SAS admits warns investors it may miss full-year targets after pilot strike
The Scandinavian airline issued a warning to investors that it will find it difficult to hit its full-year targets after a recent strike by pilots.
SAS has issued a warning to investors that it is unlikely to hit its full-year earnings forecast after a recent strike by pilots over pay and working conditions put a significant dent in the airline’s second quarter results.
The Scandinavian airline, which is still state-owned by Sweden and Denmark after Norway sold its entire holding in the carrier, had expected to record a strong set of annual results.

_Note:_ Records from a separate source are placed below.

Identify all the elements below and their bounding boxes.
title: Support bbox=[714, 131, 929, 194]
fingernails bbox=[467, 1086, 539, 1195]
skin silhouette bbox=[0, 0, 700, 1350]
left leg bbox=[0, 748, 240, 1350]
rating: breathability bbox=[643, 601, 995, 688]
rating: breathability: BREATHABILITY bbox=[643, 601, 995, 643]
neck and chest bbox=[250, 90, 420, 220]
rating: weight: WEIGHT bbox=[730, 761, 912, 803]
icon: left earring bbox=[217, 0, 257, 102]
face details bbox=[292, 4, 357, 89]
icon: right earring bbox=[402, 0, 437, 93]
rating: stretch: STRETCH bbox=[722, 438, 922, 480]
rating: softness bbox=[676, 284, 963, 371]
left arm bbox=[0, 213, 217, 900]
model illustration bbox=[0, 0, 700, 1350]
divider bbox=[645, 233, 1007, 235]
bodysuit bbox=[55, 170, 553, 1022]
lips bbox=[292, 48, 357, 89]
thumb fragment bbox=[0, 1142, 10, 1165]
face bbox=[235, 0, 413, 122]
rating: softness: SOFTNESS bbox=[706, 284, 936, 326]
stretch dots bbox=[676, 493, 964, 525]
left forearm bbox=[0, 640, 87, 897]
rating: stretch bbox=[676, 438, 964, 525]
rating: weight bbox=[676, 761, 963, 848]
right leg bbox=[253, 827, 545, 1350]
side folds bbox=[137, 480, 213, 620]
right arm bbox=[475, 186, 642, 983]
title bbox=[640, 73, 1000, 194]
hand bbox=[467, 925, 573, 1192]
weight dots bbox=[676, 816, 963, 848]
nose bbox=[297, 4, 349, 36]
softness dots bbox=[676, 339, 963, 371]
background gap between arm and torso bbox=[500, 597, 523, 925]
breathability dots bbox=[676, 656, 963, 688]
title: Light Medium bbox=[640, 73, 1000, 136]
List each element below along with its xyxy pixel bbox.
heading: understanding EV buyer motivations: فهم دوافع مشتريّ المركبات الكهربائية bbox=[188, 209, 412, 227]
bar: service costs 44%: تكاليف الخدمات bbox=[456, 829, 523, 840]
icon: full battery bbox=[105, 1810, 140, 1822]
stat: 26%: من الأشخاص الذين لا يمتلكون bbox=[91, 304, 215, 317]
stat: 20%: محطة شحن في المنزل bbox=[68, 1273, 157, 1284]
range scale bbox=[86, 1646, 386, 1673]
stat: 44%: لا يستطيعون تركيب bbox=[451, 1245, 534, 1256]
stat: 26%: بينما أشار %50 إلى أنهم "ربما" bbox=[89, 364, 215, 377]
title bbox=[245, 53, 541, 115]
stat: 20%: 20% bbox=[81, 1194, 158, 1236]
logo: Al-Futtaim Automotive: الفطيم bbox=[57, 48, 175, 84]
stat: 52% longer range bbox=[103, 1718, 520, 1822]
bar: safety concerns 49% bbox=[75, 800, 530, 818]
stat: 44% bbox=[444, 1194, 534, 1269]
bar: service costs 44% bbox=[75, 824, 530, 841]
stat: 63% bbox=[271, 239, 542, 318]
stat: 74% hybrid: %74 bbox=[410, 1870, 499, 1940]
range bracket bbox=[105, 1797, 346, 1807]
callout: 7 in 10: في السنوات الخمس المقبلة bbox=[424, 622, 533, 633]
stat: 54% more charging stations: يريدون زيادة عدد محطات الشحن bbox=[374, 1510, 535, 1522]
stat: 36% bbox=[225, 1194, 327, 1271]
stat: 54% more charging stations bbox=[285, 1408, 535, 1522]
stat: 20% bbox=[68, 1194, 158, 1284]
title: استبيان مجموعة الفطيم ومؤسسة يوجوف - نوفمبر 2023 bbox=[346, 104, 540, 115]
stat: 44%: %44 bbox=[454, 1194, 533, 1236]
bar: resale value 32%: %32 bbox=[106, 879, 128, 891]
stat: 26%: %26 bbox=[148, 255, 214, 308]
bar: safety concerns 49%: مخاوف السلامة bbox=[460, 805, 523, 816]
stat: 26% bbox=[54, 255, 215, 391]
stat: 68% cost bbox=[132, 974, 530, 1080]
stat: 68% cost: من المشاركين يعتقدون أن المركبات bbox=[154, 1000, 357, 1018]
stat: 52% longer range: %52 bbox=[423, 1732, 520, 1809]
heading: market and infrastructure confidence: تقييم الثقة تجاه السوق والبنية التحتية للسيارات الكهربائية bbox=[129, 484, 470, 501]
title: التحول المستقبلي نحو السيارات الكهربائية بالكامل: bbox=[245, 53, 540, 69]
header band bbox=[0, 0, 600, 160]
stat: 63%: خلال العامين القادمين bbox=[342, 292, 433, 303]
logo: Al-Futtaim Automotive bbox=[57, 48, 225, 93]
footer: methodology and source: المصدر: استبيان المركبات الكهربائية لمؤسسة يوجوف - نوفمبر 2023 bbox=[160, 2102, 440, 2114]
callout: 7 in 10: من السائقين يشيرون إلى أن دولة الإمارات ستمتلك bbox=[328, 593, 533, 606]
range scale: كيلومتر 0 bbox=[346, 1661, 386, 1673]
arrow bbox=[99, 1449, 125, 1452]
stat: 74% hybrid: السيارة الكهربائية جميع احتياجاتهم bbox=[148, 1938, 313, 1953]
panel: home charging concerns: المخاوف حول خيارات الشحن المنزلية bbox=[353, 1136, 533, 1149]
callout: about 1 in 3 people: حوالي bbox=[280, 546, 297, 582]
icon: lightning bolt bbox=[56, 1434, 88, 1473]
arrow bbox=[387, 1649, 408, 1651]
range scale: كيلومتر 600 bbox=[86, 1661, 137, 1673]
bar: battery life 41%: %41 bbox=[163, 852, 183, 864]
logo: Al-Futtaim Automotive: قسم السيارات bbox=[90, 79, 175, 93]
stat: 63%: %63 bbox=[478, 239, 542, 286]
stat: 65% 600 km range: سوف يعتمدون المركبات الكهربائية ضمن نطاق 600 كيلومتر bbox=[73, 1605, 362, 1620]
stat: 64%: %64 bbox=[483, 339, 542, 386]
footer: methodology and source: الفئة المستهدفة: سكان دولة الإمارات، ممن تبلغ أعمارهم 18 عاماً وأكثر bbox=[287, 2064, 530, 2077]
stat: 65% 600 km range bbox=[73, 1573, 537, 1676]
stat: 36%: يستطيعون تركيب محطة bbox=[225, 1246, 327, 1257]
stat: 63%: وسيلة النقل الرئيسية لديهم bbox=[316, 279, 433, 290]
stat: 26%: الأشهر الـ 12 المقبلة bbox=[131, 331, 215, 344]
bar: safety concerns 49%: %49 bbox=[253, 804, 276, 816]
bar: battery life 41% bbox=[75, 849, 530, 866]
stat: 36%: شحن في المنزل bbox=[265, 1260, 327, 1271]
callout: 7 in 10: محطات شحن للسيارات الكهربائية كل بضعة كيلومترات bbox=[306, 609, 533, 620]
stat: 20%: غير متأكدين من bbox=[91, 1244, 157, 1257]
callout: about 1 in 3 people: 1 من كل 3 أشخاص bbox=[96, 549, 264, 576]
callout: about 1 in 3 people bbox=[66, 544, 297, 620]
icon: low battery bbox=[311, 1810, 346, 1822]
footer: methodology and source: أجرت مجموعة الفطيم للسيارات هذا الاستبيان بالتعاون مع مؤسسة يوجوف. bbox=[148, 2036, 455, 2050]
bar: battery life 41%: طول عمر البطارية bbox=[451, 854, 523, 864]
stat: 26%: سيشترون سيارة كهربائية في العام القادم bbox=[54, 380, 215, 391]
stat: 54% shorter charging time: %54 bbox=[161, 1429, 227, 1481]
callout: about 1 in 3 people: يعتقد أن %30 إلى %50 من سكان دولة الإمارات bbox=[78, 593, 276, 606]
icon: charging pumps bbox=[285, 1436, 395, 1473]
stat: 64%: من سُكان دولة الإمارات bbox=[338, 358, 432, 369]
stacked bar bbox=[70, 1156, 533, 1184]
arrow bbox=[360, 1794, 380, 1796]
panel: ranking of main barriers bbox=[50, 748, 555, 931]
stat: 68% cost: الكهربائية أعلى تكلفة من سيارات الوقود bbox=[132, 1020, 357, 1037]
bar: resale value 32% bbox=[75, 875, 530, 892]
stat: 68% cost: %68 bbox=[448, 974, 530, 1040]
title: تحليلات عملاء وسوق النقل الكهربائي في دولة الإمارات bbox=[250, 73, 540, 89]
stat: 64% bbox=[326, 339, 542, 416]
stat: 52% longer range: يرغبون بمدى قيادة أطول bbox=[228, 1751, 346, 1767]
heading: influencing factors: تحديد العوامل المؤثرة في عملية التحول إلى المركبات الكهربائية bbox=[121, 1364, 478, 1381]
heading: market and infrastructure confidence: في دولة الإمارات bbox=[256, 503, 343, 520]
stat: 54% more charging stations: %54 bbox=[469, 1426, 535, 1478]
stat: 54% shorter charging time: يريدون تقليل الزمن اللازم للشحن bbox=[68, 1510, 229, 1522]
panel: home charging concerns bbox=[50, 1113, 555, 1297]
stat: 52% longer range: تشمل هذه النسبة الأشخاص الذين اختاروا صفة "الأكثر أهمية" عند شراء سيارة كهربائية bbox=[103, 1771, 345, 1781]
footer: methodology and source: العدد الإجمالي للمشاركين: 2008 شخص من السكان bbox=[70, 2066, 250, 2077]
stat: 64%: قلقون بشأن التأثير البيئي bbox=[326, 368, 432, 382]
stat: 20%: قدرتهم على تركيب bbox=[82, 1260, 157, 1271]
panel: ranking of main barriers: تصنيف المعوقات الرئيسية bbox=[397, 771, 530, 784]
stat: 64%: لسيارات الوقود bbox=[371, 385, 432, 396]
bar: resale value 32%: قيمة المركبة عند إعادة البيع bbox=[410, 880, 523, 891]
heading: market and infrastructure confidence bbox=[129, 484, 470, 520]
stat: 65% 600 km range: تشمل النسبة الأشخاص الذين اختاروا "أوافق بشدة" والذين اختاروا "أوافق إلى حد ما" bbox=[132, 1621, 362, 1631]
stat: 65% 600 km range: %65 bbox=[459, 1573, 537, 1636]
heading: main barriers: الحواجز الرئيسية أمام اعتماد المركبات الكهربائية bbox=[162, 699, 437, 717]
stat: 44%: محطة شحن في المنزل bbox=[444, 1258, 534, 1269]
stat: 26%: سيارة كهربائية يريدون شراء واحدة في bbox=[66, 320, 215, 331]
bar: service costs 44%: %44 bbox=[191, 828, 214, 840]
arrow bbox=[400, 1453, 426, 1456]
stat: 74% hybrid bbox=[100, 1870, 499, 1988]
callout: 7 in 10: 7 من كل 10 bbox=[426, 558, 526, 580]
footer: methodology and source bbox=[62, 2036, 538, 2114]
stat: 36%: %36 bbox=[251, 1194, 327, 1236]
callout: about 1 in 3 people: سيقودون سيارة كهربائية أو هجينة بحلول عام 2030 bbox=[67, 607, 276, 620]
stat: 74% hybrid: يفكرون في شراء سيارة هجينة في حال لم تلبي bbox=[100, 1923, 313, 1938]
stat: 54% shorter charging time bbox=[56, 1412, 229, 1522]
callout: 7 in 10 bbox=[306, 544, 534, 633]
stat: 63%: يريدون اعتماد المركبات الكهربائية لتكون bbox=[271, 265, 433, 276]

Pilot strike major blow as SAS contends with multiple headwinds
SAS, along with its European rivals, have had to contend with soaring fuel prices and intense competition between carriers to cut ticket prices.
The Scandinavian airline has also struggled to keep costs down after renewing its aging fleet of planes, with the pilots’ strike nullifying the company’s restructuring efforts over several years to help the business find stable footing.
The pilots’ strike forced SAS to cancel approximately 4,000 flights between April 26 and May 3, with around 370,000 customers being affected.
SAS share price down 6% as pilot strike takes its toll
SAS has said that the strike is estimated to cost the airline around SEK 650 million (£53.5 million), with the news helping to send its share price 6% lower on Wednesday morning.
The news prompted the airline to consider more restructuring efforts and to extend its existing programme as far as 2021.
'It will be about having to think in new ways about how we use digital solutions to automate many more tasks that we today handle manually,' SAS CEO Rickard Gustafson told Reuters.
'Operating an airline requires an extreme amount of complex planning - of maintenance, of networks, of staffing. This machinery is of course well suited for optimising with modern technology. There is still a lot to do here,' he added.